Does your team find it difficult to understand data? Have you had a hard time cracking the numbers? Despite doing all things right with web analytics, you might find yourself in a muddle when it comes to visualising data. Your efforts are redundant if you or your team do not find it easy to understand data. Make it your goal to organize data in a way that even a layman can comprehend what you are trying to explain here. The best way to do it is to know what your audience might like the most – infographs, tables, graphs, etc.
Your data should tell a story. We all have heard this at some point. Let’s get real. A story of numbers is already boring; now making it complex will kill your audience. The struggle that slows down reporting is deciding which chart to use. Because choosing the wrong one can leave your audience in confusion or might result into wrong data interpretation. So before we dive into charts for friendliest data illustration, we will see which charts should be used when.
1) For comparing values
When comparing single or multiple value sets the use of following graphs is perfect. They easily show the high and low values.
- Columns
- Bar Graph
- Line
- Scatter Plot
- Bullets
2) For showing composition
Following charts should be used to show individual chunks standing for the whole of something. For example total sales sliced by sales rep.
- Pie Chart
- Area
- Waterfall
- Stacked Bar and Stacked Column
3) For understanding the distribution of data
The following charts help understand the range of information in your values, normal tendency and outliers.
- Line
- Bar
- Column
4) For analyzing trends in your data set
When analysing how a particular data set performed over a given period of time, the following charts perform very well.
- Line
- Column
5) For understanding the relationship between value sets
To understand how one variable is related to multiple other variables, you could use these charts to show how a variable affects the others positively or negatively.
- Bubble
- Line
- Scatter Plot
You can also read: How to Create a Web Analytics Measurement Plan?
Types of Charts for Visualizing Data
1) Column
This chart is used to draw a comparison between things. It can also be used to show a comparison of things over a period of time. For example, you can see the revenue of each landing page or customers acquired per day. To make it easier to understand and look at, use soothing colors that is constant throughout. Make the text readable by placing them horizontally rather than diagonal or vertical.
2) Bar
When you have more than 10 things to compare, bar graph should be used. It will help avoid clutter when the labels are longer than usual. This visualization chart makes your data look clean while maintaining its readability. The bar and the column graphs are not preferred by most as it does not show where the data came from and where it is going. The information provided in these visualization charts is limited in nature.
3) Line
This chart fills the gap that a bar or column graph can’t. It shows trends over time in different sets. Use it when you want to show where the data was and where it is going. It is usually used when the data is in continuation. To get the best out of this chart plot not more than 4-5 lines. Keep it less cluttered and easy to understand.
4) Dual Axis
This visualization chart is used to show correlation between data sets or the lack of it. The graph has two y axis and a shared x axis. It is used with three data sets when one is continuous and the others grouped category wise. Use different graphs to show the distinction. For example, use a line graph to show continuation and a column graph to show the rest.
5) Area
An area chart is used to show how individual parts make a whole. For example, showing how sales rep contributes to total sales. It is basically a line graph which has spaces filled with some pattern. It is useful in analysing whole and individual information from the data set.
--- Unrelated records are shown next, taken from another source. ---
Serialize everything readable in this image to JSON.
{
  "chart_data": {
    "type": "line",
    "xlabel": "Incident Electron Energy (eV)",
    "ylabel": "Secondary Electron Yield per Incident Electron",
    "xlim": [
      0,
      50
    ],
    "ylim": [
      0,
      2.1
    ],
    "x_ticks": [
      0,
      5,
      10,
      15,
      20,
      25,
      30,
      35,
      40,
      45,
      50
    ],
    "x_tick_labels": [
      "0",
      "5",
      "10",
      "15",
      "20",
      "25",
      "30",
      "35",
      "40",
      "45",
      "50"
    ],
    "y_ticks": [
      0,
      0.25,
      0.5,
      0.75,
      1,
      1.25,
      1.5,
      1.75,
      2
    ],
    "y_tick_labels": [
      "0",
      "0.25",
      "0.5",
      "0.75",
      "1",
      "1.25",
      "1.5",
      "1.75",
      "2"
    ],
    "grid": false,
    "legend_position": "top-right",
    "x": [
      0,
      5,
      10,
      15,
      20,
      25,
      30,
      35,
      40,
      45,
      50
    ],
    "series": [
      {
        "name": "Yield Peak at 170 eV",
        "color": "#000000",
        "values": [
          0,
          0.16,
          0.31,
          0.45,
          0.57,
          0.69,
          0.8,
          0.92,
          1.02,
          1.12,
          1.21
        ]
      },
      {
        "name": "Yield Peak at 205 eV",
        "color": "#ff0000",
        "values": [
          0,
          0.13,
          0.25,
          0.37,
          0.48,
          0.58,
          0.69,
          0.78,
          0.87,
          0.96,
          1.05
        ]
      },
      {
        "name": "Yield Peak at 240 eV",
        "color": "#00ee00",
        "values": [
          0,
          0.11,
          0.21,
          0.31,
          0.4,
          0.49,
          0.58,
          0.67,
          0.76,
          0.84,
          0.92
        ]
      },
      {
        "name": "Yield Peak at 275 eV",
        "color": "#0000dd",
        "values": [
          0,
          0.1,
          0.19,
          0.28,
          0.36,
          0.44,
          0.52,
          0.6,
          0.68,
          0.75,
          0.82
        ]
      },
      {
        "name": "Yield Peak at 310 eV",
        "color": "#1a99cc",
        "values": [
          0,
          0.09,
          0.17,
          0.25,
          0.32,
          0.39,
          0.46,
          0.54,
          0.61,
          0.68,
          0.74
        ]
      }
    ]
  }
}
Break down segments and see how they relate to one another individually and as a whole over a period of time.
6) Pie
This visualization chart is used to show how parts represent the whole. It shows static numbers in percentage. Each part is formed based on the percentage it represents and the sum of all is 100%. You show percentage representation of new v/s returning visitors, mobile v/s non-mobile, visits from each device, etc. When using this chart make sure there are not too many sections. Make those sections according to the size they represent and be sure all of them add up to 100%.
7) Scatter Plot
A scatter plot is most useful when looking for outliers or for understanding the distribution of data. If you want to draw attention to the similarities in the data sets that have multiple data points, this visualization chart must be used. It shows how different variable are related to each other.
8) Bubble
A bubble chart is a combination of scatter plots and area charts where the dots are replaced with bubbles and an additional dimension of data. The plotted bubbles represent the third variable by the area of the bubble. Use different colors to differentiate between the bubbles. Too many bubbles can make the chart hard to read. Keep your visualization chart clean and clutter-free by having just the amount required to pass the information.
9) Funnel
This chart is used to show steps and the orderly completion of each step. This can be used to highlight the sales process with the number of conversions that took place across a number of pages. Show each slice of the funnel chart as per the size assigned to it. Use contrasting colours to differentiate between the slices and to make them easy to understand.
10) Bullet
This visualization chart is used to show progress towards a goal. It compares this to another measure and provides rating. They are handy for measuring growth in the direction of a goal. You can use it to show a key performance indicator and its context. It can help you measure a current metric alongside contextual markers including historical results.
Conclusion
There are many other methods for visualizing data. As we all work with unique information and different data sets, choosing the right one depends entirely on what web analytics consultants want to showcase. Visualization charts are a powerful source to deliver information and insights when used in the right manner.